It is well known that employers are prohibited from discriminating against individuals with disabilities. The federal ADA and California Fair Housing and Employment Act (FEHA) forbid employment discrimination against an individual based on his/her physical disability, mental disability, or medical condition. The FEHA recognizes a person as “disabled” if they have a physical or mental disability that limits[1] one or more major life activities, has a history of such an impairment known to the employer or is incorrectly regarded or treated as having or had such an impairment. You are also protected when you need accommodations to care for a family member with a disability or medical condition (disability by association).
The FEHA provides stronger protections in the workplace than the ADA, and requires the employer provide reasonable accommodations so the disabled employee can perform the “essential functions” of the job…unless the accommodation would create an “undue hardship” for the employer.
Some examples of reasonable accommodations include: making the facilities (break rooms, lunch rooms, training rooms and restrooms) accessible to and usable by individuals with disabilities, restructuring a job (transferring functions of the job to another position or changing how the essential function is performed), allowing part-time or modified work schedules, reassigning an employee to a vacant position, acquiring or modifying equipment or devices, adjusting or modifying exams/training material/policies, providing qualified readers or interpreters, providing leave, providing accessible transport, allowing the use of reserved parking spaces, providing personal assistants and/or allowing the use of guide dogs for blind employees.
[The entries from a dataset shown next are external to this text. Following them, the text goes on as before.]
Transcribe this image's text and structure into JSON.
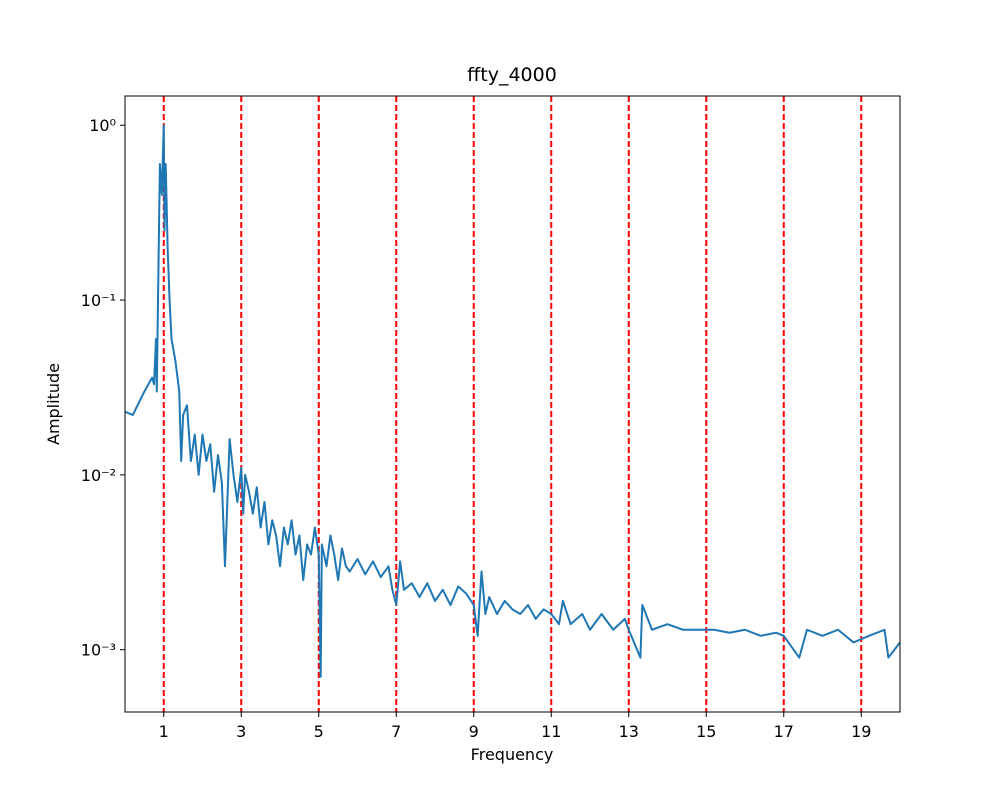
{
  "chart_data": {
    "type": "line",
    "title": "ffty_4000",
    "xlabel": "Frequency",
    "ylabel": "Amplitude",
    "log_y": true,
    "xlim": [
      0,
      20
    ],
    "xticks": [
      1,
      3,
      5,
      7,
      9,
      11,
      13,
      15,
      17,
      19
    ],
    "ylim": [
      0.00044,
      1.47
    ],
    "yticks": [
      {
        "value": 1,
        "label": "10⁰"
      },
      {
        "value": 0.1,
        "label": "10⁻¹"
      },
      {
        "value": 0.01,
        "label": "10⁻²"
      },
      {
        "value": 0.001,
        "label": "10⁻³"
      }
    ],
    "vlines": [
      1,
      3,
      5,
      7,
      9,
      11,
      13,
      15,
      17,
      19
    ],
    "vline_color": "#ff0000",
    "series": [
      {
        "color": "#1f77b4",
        "x": [
          0,
          0.2,
          0.5,
          0.7,
          0.75,
          0.8,
          0.82,
          0.9,
          0.95,
          1.0,
          1.02,
          1.05,
          1.1,
          1.15,
          1.2,
          1.3,
          1.4,
          1.45,
          1.5,
          1.6,
          1.7,
          1.8,
          1.9,
          2.0,
          2.1,
          2.2,
          2.3,
          2.4,
          2.5,
          2.58,
          2.7,
          2.8,
          2.9,
          3.0,
          3.05,
          3.1,
          3.2,
          3.3,
          3.4,
          3.5,
          3.6,
          3.7,
          3.8,
          3.9,
          4.0,
          4.1,
          4.2,
          4.3,
          4.4,
          4.5,
          4.6,
          4.7,
          4.8,
          4.9,
          5.0,
          5.05,
          5.08,
          5.2,
          5.3,
          5.4,
          5.5,
          5.6,
          5.7,
          5.8,
          6.0,
          6.2,
          6.4,
          6.6,
          6.8,
          6.9,
          7.0,
          7.1,
          7.2,
          7.4,
          7.6,
          7.8,
          8.0,
          8.2,
          8.4,
          8.6,
          8.8,
          9.0,
          9.1,
          9.2,
          9.3,
          9.4,
          9.6,
          9.8,
          10.0,
          10.2,
          10.4,
          10.6,
          10.8,
          11.0,
          11.2,
          11.3,
          11.5,
          11.8,
          12.0,
          12.3,
          12.6,
          12.9,
          13.0,
          13.3,
          13.35,
          13.6,
          14.0,
          14.4,
          14.8,
          15.2,
          15.6,
          16.0,
          16.4,
          16.8,
          17.0,
          17.4,
          17.6,
          18.0,
          18.4,
          18.8,
          19.2,
          19.6,
          19.7,
          20.0
        ],
        "values": [
          0.023,
          0.022,
          0.03,
          0.036,
          0.033,
          0.06,
          0.03,
          0.6,
          0.4,
          1.0,
          0.25,
          0.6,
          0.2,
          0.1,
          0.06,
          0.045,
          0.03,
          0.012,
          0.022,
          0.025,
          0.012,
          0.017,
          0.01,
          0.017,
          0.012,
          0.015,
          0.008,
          0.013,
          0.009,
          0.003,
          0.016,
          0.01,
          0.007,
          0.011,
          0.006,
          0.01,
          0.008,
          0.006,
          0.0085,
          0.005,
          0.007,
          0.004,
          0.0055,
          0.0045,
          0.003,
          0.005,
          0.004,
          0.0055,
          0.0035,
          0.0045,
          0.0025,
          0.004,
          0.0035,
          0.005,
          0.0035,
          0.0007,
          0.004,
          0.003,
          0.0045,
          0.0035,
          0.0025,
          0.0038,
          0.003,
          0.0028,
          0.0033,
          0.0027,
          0.0032,
          0.0026,
          0.003,
          0.0022,
          0.0018,
          0.0032,
          0.0022,
          0.0024,
          0.002,
          0.0024,
          0.0019,
          0.0022,
          0.0018,
          0.0023,
          0.0021,
          0.0018,
          0.0012,
          0.0028,
          0.0016,
          0.002,
          0.0016,
          0.0019,
          0.0017,
          0.0016,
          0.0018,
          0.0015,
          0.0017,
          0.0016,
          0.0014,
          0.0019,
          0.0014,
          0.0016,
          0.0013,
          0.0016,
          0.0013,
          0.0015,
          0.0013,
          0.0009,
          0.0018,
          0.0013,
          0.0014,
          0.0013,
          0.0013,
          0.0013,
          0.00125,
          0.0013,
          0.0012,
          0.00125,
          0.0012,
          0.0009,
          0.0013,
          0.0012,
          0.0013,
          0.0011,
          0.0012,
          0.0013,
          0.0009,
          0.0011
        ]
      }
    ]
  }
}
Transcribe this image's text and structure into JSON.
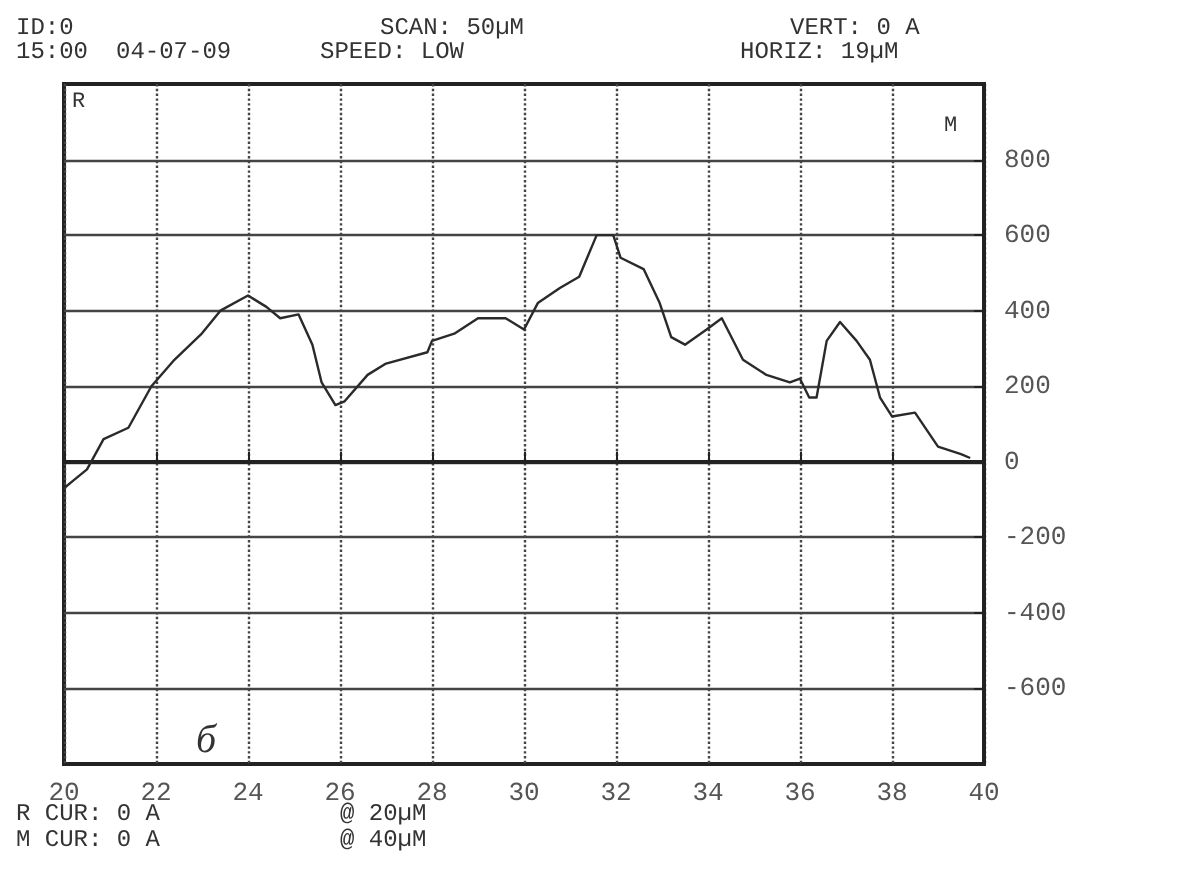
{
  "chart_data": {
    "type": "line",
    "x": [
      20,
      20.2,
      20.5,
      20.86,
      21.4,
      21.9,
      22.4,
      23.0,
      23.4,
      24.0,
      24.4,
      24.7,
      25.1,
      25.4,
      25.6,
      25.9,
      26.1,
      26.6,
      27.0,
      27.9,
      28.0,
      28.5,
      29.0,
      29.6,
      30.0,
      30.3,
      30.78,
      31.2,
      31.58,
      31.94,
      32.1,
      32.6,
      32.95,
      33.2,
      33.5,
      33.97,
      34.3,
      34.76,
      35.27,
      35.78,
      36.0,
      36.2,
      36.36,
      36.58,
      36.87,
      37.23,
      37.52,
      37.74,
      38.0,
      38.5,
      39.0,
      39.5,
      39.7
    ],
    "values": [
      -70,
      -50,
      -20,
      60,
      90,
      200,
      270,
      340,
      400,
      440,
      410,
      380,
      390,
      310,
      210,
      150,
      160,
      230,
      260,
      290,
      320,
      340,
      380,
      380,
      350,
      420,
      460,
      490,
      600,
      600,
      540,
      510,
      420,
      330,
      310,
      350,
      380,
      270,
      230,
      210,
      220,
      170,
      170,
      320,
      370,
      320,
      270,
      170,
      120,
      130,
      40,
      20,
      10
    ],
    "color": "#2a2a2a",
    "xlim": [
      20,
      40
    ],
    "xticks": [
      20,
      22,
      24,
      26,
      28,
      30,
      32,
      34,
      36,
      38,
      40
    ],
    "ylim": [
      -800,
      1000
    ],
    "yticks": [
      -600,
      -400,
      -200,
      0,
      200,
      400,
      600,
      800
    ],
    "grid": true,
    "marker": "none",
    "line_style": "solid",
    "annotations": [
      "ID:0",
      "15:00",
      "04-07-09",
      "SCAN: 50µM",
      "SPEED: LOW",
      "VERT: 0 A",
      "HORIZ: 19µM",
      "R CUR: 0 A",
      "M CUR: 0 A",
      "@ 20µM",
      "@ 40µM",
      "R",
      "M",
      "б"
    ]
  }
}
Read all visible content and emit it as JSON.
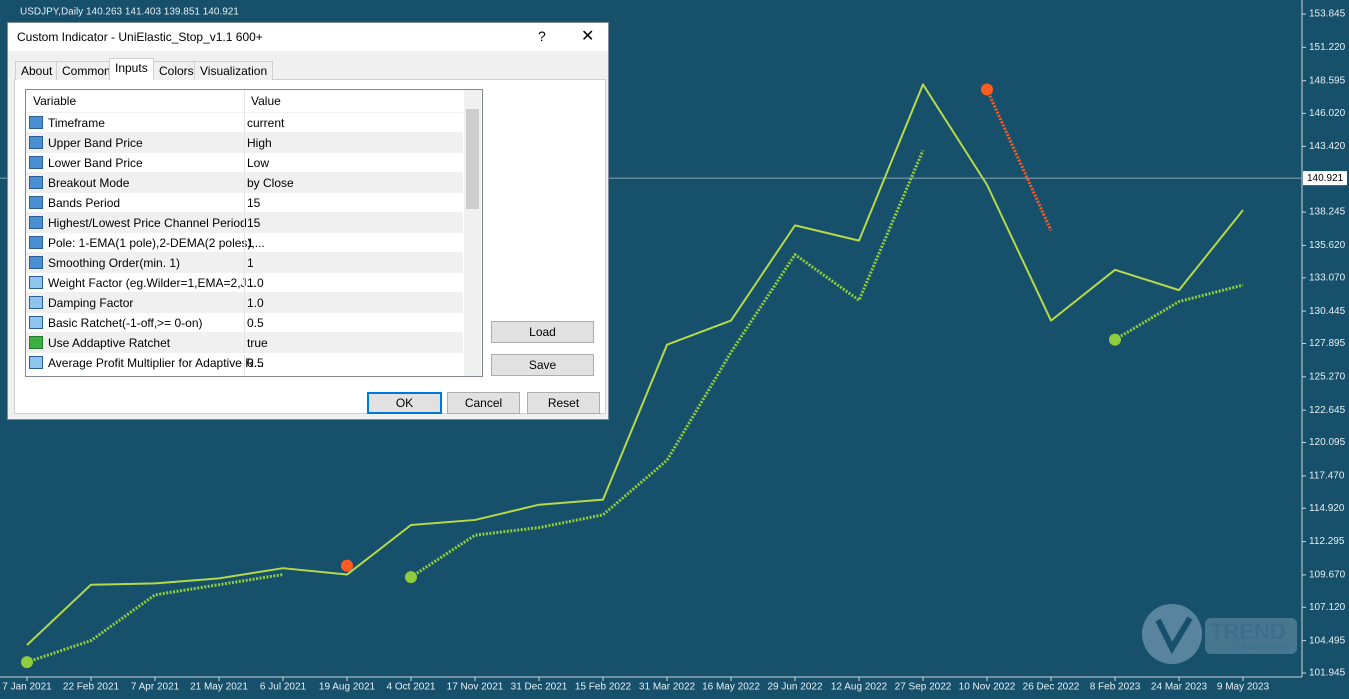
{
  "chart_header": "USDJPY,Daily  140.263 141.403 139.851 140.921",
  "chart_data": {
    "type": "line",
    "categories": [
      "7 Jan 2021",
      "22 Feb 2021",
      "7 Apr 2021",
      "21 May 2021",
      "6 Jul 2021",
      "19 Aug 2021",
      "4 Oct 2021",
      "17 Nov 2021",
      "31 Dec 2021",
      "15 Feb 2022",
      "31 Mar 2022",
      "16 May 2022",
      "29 Jun 2022",
      "12 Aug 2022",
      "27 Sep 2022",
      "10 Nov 2022",
      "26 Dec 2022",
      "8 Feb 2023",
      "24 Mar 2023",
      "9 May 2023"
    ],
    "series": [
      {
        "color": "#b5d94a",
        "values": [
          104.15,
          108.9,
          109.0,
          109.4,
          110.2,
          109.7,
          113.6,
          114.0,
          115.2,
          115.6,
          127.8,
          129.7,
          137.2,
          136.0,
          148.3,
          140.4,
          129.7,
          133.7,
          132.1,
          138.4
        ]
      },
      {
        "color": "#8fce3a",
        "values": [
          102.8,
          104.5,
          108.1,
          108.9,
          109.7,
          null,
          109.5,
          112.8,
          113.4,
          114.4,
          118.7,
          127.2,
          134.9,
          131.3,
          143.1,
          null,
          null,
          128.2,
          131.2,
          132.5
        ]
      },
      {
        "color": "#ff5a1f",
        "values": [
          null,
          null,
          null,
          null,
          null,
          110.4,
          null,
          null,
          null,
          null,
          null,
          null,
          null,
          null,
          null,
          147.9,
          136.8,
          null,
          null,
          null
        ]
      }
    ],
    "ylim": [
      101.63,
      154.95
    ],
    "yticks": [
      153.845,
      {
        "value": 151.22,
        "label": "151.220"
      },
      148.595,
      {
        "value": 146.02,
        "label": "146.020"
      },
      {
        "value": 143.42,
        "label": "143.420"
      },
      138.245,
      {
        "value": 135.62,
        "label": "135.620"
      },
      {
        "value": 133.07,
        "label": "133.070"
      },
      130.445,
      127.895,
      {
        "value": 125.27,
        "label": "125.270"
      },
      122.645,
      120.095,
      {
        "value": 117.47,
        "label": "117.470"
      },
      {
        "value": 114.92,
        "label": "114.920"
      },
      112.295,
      {
        "value": 109.67,
        "label": "109.670"
      },
      {
        "value": 107.12,
        "label": "107.120"
      },
      104.495,
      101.945
    ],
    "current_price": 140.921
  },
  "dialog": {
    "title": "Custom Indicator - UniElastic_Stop_v1.1 600+",
    "tabs": [
      "About",
      "Common",
      "Inputs",
      "Colors",
      "Visualization"
    ],
    "table": {
      "headers": [
        "Variable",
        "Value"
      ],
      "rows": [
        [
          "Timeframe",
          "current"
        ],
        [
          "Upper Band Price",
          "High"
        ],
        [
          "Lower Band Price",
          "Low"
        ],
        [
          "Breakout Mode",
          "by Close"
        ],
        [
          "Bands Period",
          "15"
        ],
        [
          "Highest/Lowest Price Channel Period",
          "15"
        ],
        [
          "Pole: 1-EMA(1 pole),2-DEMA(2 poles),...",
          "1"
        ],
        [
          "Smoothing Order(min. 1)",
          "1"
        ],
        [
          "Weight Factor (eg.Wilder=1,EMA=2,J...",
          "1.0"
        ],
        [
          "Damping Factor",
          "1.0"
        ],
        [
          "Basic Ratchet(-1-off,>= 0-on)",
          "0.5"
        ],
        [
          "Use Addaptive Ratchet",
          "true"
        ],
        [
          "Average Profit Multiplier for Adaptive R...",
          "0.5"
        ]
      ]
    },
    "side_buttons": [
      "Load",
      "Save"
    ],
    "bottom_buttons": [
      "OK",
      "Cancel",
      "Reset"
    ]
  },
  "logo": {
    "title": "TREND",
    "subtitle": "LABORATORY"
  }
}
While these are not automatically “reasonable,” as it depends on the facts and circumstances of each situation, courts have routinely held such accommodation requests to be reasonable in general.
So what is an undue hardship? There are many factors that come into play when it comes to determining if the accommodation would impose an undue hardship on the employer. Before denying an accommodation request, an employer might want to explore different options that would make it possible to meet the employee’s needs. Per the Equal Employment Opportunity Commission, (EEOC) the determination of undue hardship should be based on several factors, including:
- Nature and cost of the accommodation needed;
- Overall financial resources of the facility making the reasonable accommodation;
- Number of persons employed at the facility;
- The effect on expenses and resources of the facility;
- Type and location of facilities of the employer;
- Type of operation of the employer, including the structure and functions of the workforce, the geographic separates and the administrative or fiscal relationship of the facility involved in making the accommodation to the employer;
- The impact of the accommodation on the operation of the facility.
Following are some examples of requested accommodations courts held to be “undue hardship” or, in other words, not a “reasonable” accommodation:
- Harmer v. Virginia Electric and Power Company: the employee had a pulmonary disability. When his employer denied his request that the entire workplace be declared smoke-free, the employee sued under the ADA. The court found that a reasonable accommodation would be the addition of fans, air purifiers, and smoke-free sections of the workplace and, therefore, denied the employee’s claim.
- Tyndall v. National Education Centers: Employee had excessive absences due to disability. The employer prevailed on the basis that the employee was not “otherwise qualified” because she was excessively absent. The employer attempted to accommodate the worker, but seven weeks of leave over less than a year justified termination.
If your employer has denied you a reasonable accommodation in violation of your rights, you should contact an attorney in order to ensure your employer has sound business reasons for denying your request.
[1] The FEHA offers broader protection by only requiring a major life activity be limited; in comparison to the ADA’s requirement that it be substantially limited.